Although forgiveness can be difficult, it’s apparently an act that many people wish to attempt.
That’s how Lisa Rustici explained the healthy turnout of nearly 60 women who gathered March 25 at Our Lady of Lourdes Parish in Elmira for an evening of reflection that she organized, “A Cup of Forgiveness.”
“What I seem to be hearing is it got them jump-started. They knew they needed to forgive, and didn’t know how to start,” said Rustici, who serves as director of sacramental preparation for the cluster of Our Lady of Lourdes, St. Casimir and Charles Borromeo.
Rustici observed that the gathering brought out a large cross-section of women — “ones in their 80s or older, some in their 20s, married, widows. It really crosses generations,” she said. “A few were going through a divorce, a few were having real issues in the workplace, with family in general — not having talked to a sibling in awhile, not having talked to a daughter or son. There were even some who needed to forgive people who were no longer alive.”
The evening began with a silent soup supper, with participants bringing their own cups to reflect on the “cup of forgiveness” theme.
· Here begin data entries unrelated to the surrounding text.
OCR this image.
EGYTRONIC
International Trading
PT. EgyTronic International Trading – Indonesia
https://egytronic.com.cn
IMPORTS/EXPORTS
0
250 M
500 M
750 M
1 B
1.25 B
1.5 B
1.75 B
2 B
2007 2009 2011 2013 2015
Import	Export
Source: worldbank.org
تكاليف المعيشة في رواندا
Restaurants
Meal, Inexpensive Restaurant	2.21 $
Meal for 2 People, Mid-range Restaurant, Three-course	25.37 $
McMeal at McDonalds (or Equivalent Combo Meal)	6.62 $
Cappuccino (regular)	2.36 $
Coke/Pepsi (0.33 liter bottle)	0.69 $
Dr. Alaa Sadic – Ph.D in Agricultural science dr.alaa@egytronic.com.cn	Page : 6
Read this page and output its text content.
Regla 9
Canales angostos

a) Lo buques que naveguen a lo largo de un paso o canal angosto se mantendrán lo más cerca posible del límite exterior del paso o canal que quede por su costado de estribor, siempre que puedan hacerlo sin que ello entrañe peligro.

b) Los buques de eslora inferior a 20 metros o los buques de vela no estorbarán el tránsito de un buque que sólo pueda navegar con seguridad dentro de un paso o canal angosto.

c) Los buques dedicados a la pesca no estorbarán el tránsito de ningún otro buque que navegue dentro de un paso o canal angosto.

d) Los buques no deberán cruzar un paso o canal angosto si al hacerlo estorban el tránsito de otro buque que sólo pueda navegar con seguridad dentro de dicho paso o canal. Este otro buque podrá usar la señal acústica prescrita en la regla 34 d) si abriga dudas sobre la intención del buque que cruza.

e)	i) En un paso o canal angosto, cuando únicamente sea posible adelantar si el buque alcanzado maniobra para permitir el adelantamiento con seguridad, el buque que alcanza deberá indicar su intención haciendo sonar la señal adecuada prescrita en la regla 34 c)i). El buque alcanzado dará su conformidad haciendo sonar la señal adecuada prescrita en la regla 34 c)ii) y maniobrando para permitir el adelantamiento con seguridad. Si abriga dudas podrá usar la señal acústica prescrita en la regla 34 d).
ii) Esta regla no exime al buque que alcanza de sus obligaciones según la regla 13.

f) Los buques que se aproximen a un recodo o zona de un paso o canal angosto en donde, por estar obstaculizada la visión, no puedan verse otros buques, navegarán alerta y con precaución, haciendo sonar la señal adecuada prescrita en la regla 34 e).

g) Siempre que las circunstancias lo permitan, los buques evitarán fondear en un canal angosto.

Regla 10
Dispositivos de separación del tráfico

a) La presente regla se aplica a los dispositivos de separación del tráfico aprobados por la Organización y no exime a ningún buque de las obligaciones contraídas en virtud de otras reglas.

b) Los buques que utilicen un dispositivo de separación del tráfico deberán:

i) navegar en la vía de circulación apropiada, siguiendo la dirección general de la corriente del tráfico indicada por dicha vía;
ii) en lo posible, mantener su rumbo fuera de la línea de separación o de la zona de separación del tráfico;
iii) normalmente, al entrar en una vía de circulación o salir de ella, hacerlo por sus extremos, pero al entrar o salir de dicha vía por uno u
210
A video was then shown conveying the message that if you don’t forgive today, you may not have tomorrow to do so.
“You really could’ve heard a pin drop,” Rustici remarked.
She said other points of discussion were the different stages of forgiveness, and “how forgiveness doesn’t mean you should be hurt again, be a doormat — sometimes you have to forgive from a distance.” Rustici also acknowledged that not everybody may be seeking the forgiveness you wish to offer: “When you forgive, it’s for yourself.”
A candlelight ceremony ended the evening, along with the singing of “Go Light Your World” as a reminder to promote forgiveness and harmony at every opportunity.
“Countries can’t get along if people can’t get along. It’s that whole ripple-effect thing,” Rustici said.
The event lasted for four hours and was open to all faiths. Rustici noted that one participant was a woman from out of town who had stopped in, curious, because she was walking by Our Lady of Lourdes and saw all the cars parked.
Rustici has organized these women’s events for the past six or seven years. In addition to one night during Lent, an evening gathering takes place during Advent with a similar structure that includes guest speakers, meditations, song, time for journaling, and/or videos.
“I used to go on retreat faithfully every year and just loved the idea of doing a women’s retreat. I don’t know, it’s become a real ministry for me,” Rustici remarked. “The thing has grown, and I’ve grown as a person, at least in this regard. I feel I’m doing what I should be doing. Things fall into place; you feel good about it.”
Rustici said she senses a need for increased Catholic adult-education opportunities in the Southern Tier, and the reflection nights are a way to do so without involving the cost and travel of going on an actual retreat.
“You really have to bring it to the people,” she said.
She added that attendance has increased steadily over the years, with the turnout on March 25 being “by far the highest.”
“This is truly a welcome sight for those of us who have seen this grow,” said Tere McCahill, a frequent participant who attends Our Lady of Lourdes.